If you wanted to get a Metallica song at other online sites like MTV’s URGE, you could—provided you bought the whole album. That changed Tuesday after Metallica songs appeared in iTunes, allowing you to pay 99 cents for a copy of “Enter Sandman” and make like Mariano Rivera to your hearts content; other music sites have since followed suit.
Why this sudden change of heart by the band? The announcement on Metallica’s Web site —which I would warn against visiting if you prefer language to be of the un-salty variety—is somewhat vague.
Over the last year or so, we have seen an ever-growing number of Metallica fans using online sites like iTunes to get their music. So, in continuing with the tradition of offering our albums for sale online (which we’ve been doing for a few years through various sites), as well as making our live concerts available for download in their entirety (through the livemetallica.com site), we are now offering fans the opportunity to obtain our songs individually.

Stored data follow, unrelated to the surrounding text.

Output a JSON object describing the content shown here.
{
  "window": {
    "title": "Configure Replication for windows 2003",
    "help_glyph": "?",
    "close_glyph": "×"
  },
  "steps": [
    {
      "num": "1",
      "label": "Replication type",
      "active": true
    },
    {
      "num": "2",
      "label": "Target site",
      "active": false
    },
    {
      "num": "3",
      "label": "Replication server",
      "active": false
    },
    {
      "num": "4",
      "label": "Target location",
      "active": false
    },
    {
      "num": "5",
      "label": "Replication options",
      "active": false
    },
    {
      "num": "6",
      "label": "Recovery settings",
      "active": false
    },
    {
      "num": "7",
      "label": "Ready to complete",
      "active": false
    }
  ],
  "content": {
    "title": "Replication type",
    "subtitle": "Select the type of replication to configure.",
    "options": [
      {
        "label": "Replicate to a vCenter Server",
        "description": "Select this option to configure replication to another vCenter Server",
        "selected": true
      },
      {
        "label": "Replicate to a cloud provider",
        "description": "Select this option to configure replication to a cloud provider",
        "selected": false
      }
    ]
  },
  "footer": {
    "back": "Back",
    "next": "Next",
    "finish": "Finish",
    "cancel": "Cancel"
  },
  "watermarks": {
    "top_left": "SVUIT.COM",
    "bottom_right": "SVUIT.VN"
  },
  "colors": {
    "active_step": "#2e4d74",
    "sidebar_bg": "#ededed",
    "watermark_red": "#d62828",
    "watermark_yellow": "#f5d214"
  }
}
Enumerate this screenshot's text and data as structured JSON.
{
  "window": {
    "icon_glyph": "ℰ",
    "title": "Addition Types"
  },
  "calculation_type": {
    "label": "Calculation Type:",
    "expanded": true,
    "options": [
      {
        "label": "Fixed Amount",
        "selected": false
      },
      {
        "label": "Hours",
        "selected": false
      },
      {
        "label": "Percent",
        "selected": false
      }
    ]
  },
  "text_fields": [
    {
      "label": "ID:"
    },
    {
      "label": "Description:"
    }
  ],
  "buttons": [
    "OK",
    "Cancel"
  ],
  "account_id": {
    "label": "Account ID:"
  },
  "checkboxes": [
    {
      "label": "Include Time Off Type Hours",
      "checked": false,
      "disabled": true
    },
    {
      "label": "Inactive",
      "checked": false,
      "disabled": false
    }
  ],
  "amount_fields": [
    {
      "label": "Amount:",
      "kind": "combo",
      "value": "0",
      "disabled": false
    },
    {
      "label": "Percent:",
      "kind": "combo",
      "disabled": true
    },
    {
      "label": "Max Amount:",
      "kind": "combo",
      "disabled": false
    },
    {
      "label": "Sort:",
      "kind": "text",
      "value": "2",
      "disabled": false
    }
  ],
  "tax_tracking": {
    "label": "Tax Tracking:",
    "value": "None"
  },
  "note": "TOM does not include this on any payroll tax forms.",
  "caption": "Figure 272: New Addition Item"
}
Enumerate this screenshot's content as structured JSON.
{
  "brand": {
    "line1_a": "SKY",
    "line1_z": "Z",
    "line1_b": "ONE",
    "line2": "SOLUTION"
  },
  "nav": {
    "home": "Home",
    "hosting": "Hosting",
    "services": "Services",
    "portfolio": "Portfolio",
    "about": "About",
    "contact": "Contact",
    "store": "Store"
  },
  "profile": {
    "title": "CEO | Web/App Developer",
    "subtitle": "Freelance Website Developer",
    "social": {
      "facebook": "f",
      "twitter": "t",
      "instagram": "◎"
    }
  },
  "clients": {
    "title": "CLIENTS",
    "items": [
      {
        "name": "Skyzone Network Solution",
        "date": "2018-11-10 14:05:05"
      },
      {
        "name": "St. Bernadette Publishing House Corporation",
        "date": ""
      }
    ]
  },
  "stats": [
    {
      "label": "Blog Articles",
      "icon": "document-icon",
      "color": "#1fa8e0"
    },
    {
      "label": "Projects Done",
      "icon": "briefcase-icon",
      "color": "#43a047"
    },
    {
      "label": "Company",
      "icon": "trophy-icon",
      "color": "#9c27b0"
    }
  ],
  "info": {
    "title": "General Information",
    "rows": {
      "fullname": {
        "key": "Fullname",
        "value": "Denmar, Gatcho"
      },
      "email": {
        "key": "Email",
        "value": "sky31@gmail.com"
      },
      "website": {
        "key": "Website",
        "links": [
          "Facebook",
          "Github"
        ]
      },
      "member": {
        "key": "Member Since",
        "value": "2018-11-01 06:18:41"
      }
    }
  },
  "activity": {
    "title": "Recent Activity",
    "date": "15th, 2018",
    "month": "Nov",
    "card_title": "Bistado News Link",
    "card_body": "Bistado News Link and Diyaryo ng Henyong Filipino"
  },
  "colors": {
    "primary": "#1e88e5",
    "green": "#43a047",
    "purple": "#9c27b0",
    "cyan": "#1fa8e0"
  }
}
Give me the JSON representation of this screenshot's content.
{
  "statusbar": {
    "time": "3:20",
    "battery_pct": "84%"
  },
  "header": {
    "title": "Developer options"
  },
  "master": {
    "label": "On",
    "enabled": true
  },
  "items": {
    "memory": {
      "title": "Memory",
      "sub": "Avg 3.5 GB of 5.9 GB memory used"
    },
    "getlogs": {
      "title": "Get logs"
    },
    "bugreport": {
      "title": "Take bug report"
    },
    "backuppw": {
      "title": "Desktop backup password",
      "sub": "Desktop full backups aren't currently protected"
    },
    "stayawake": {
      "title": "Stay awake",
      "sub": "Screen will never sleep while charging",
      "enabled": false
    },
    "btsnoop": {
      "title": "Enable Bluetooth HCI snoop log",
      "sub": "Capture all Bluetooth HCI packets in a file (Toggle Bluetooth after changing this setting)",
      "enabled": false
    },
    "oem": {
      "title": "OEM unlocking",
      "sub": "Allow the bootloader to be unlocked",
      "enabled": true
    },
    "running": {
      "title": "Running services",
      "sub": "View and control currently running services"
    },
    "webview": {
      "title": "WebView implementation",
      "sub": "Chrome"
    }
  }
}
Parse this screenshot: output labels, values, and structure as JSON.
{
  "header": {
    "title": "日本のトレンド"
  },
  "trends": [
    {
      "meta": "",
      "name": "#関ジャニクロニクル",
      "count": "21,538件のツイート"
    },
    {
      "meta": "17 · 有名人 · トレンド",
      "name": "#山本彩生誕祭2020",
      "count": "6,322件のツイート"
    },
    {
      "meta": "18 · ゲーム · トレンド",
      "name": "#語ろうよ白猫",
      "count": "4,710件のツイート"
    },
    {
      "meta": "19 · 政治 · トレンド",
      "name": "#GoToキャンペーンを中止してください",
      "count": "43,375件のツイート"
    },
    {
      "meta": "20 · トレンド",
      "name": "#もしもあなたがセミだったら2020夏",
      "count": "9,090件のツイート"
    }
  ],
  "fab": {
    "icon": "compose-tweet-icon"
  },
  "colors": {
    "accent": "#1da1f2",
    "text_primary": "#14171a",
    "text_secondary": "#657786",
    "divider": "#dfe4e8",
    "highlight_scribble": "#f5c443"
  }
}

So if I had to make a guess as to the reasoning behind the move, it’s that the members of Metallica dislike leaving money on the table as much as you or I would.
As big a stir as Tuesday’s Metallica announcement caused, it may not have been the most interesting development involving the iTunes Music Store. That came courtesy of Warner Bros., which made several TV shows available for purchase. Along with hits like Friends and Babylon 5 , Warner Bros. also released a single episode of the TV program Aquaman .
Never heard of the Aquaman TV series? That’s because there isn’t one—or more accurately, there won’t be one. Warner Bros. filmed a pilot episode with the hope that the television series would be picked up by a network for the fall season—it wasn’t. And now, according to Variety, Aquaman becomes the first instance of a failed pilot being made available for purchase.
Studios make a lot of pilots each year that, for one reason or another, don’t get picked up by TV networks. Add that the number of shows that are put on television schedules, only to wind up cancelled with unaired episodes gathering dust on somebody’s shelf. I can’t help but think that the success of Aquaman at the iTunes Music Store—as I write this, it’s the No. 1 video download —might make TV executives rethink how they handle discarded shows. I’m not suggesting that cancelled programs could be revived with original content produced solely for iTunes—the economics of TV production just wouldn’t allow for that. But as a place for depositing unaired episodes, failed pilots, and other curiosities—iTunes could serve that purpose very well. It would also allow TV studios to recoup some money out of programming that would otherwise never see the light of day.
And as the members of Metallica will tell you, it’s a lot better making your own money with digital downloads than watching someone else do it.